The changing shape of the Formal Independent Trade
The independent FMCG market (represented by unlisted wholesalers and retailers) remains a key area of opportunity for suppliers in South Africa.
BY ANDREA DU PLESSIS
The dynamic nature of this market sector, within a context of macro-environmental factors impacting South African retail, is increasing in relevance as a route to market to the informal retail channel.
The same changes that are creating opportunities within the formal independent sector are also exposing this part of the retail ecosystem to threats from competitors in adjacent sectors. With the blurring of retail channels, corporate retailers are infiltrating the independent trade through wholesale dealing, as well as through wholesale and retail formats. For the informal retail sector, the threat comes from the collaboration of smaller route-to-market players, such as midi-wholesalers that are capitalising on growth opportunities. The formalisation of the informal retail sector presents a significant threat to the buying group sector, as immigrant traders support each other in the formation of buying, distribution and selling co-operatives, and reveal increasingly sophisticated trading aptitudes.
The threats from competitors are igniting innovation and change within the formal independent sector, which is constantly reinventing itself to stay ahead within a challenging economic and trading environment.
Key observations that reflect changes within the formal independent sector include:
• A growing presence of retail operations within a wholesale space, with very few pure wholesale operators remaining. The ‘hybrid’ model of wholesale and retail trading combined provides margin advantages in support of revenue generation.
• Following the trend of convenience retailing in response to changing shopper needs, formal independent wholesalers are expanding their reach through franchise retail outlets.
• Vertical integration in the form of redistribution and distribution centre (DC) capacity is becoming the norm with large operators, as this provides efficiencies through scale.

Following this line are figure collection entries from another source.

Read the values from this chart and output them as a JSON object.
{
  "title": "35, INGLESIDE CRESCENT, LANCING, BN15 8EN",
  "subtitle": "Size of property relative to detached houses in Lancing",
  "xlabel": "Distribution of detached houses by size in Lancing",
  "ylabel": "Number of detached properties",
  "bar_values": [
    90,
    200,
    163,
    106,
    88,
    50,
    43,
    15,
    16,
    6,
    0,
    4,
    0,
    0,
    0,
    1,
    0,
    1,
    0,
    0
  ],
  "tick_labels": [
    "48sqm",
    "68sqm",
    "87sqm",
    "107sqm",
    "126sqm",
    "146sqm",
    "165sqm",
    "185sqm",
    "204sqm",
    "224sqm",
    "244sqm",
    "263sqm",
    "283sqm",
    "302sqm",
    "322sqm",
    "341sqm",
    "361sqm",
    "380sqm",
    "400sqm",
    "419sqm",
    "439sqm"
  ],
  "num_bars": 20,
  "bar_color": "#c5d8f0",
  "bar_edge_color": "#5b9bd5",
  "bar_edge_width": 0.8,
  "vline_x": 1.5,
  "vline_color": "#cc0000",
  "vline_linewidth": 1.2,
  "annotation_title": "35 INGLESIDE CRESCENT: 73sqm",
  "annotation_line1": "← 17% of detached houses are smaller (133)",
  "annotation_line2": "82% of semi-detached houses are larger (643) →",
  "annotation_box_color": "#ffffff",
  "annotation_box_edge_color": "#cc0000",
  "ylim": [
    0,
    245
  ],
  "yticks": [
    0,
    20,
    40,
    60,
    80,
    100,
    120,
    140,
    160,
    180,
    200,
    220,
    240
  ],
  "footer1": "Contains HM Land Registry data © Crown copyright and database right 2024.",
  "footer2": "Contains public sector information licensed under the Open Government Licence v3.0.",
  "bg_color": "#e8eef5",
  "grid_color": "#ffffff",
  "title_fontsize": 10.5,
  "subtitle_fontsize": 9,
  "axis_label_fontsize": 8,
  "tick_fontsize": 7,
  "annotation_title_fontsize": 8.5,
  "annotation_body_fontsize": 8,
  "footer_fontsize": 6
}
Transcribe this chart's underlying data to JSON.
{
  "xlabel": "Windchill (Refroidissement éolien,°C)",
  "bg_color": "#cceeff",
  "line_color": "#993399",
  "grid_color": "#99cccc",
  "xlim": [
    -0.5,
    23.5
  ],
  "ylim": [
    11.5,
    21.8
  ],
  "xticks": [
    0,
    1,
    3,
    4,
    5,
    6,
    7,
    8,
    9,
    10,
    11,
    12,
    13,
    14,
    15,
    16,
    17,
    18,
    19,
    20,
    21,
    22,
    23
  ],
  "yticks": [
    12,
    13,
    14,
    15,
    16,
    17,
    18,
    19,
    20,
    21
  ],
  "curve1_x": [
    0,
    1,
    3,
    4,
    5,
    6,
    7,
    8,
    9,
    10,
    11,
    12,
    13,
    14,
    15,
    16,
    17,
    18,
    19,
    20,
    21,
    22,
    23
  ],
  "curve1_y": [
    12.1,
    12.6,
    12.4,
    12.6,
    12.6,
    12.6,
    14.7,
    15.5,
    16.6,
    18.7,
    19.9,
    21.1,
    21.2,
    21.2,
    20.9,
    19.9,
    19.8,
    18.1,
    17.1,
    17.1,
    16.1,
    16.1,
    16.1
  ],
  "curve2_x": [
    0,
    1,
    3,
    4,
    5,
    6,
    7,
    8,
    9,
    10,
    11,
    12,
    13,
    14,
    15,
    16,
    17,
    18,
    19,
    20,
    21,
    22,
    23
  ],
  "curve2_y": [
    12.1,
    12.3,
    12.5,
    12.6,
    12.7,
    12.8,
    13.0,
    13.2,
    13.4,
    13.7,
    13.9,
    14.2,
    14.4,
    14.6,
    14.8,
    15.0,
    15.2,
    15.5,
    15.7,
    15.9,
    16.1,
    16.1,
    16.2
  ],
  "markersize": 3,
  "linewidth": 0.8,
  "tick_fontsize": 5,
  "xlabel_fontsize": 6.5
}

• Collaboration and integration have become a lifeline which buying groups are increasingly turning to for survival.
With value becoming a necessity to all South African traders and shoppers, ‘best price’ is the primary driver for traders and shoppers when selecting their wholesaler and retailer. The emphasis on value is creating new opportunities for smaller, cost-effective secondary brands and private label offerings, as the cash-strapped South African shopper is no longer brand loyal.
Digital advances in terms of e-commerce and route-to-market prospects are emerging within independent retail, as live reporting and real-time data are providing opportunity for data-driven decisions and differentiation. The growth seen within the formal independent channel will continue to enable opportunities for suppliers, especially within a retail market that is being disrupted by economic pressures, digital innovation and the COVID-19 pandemic.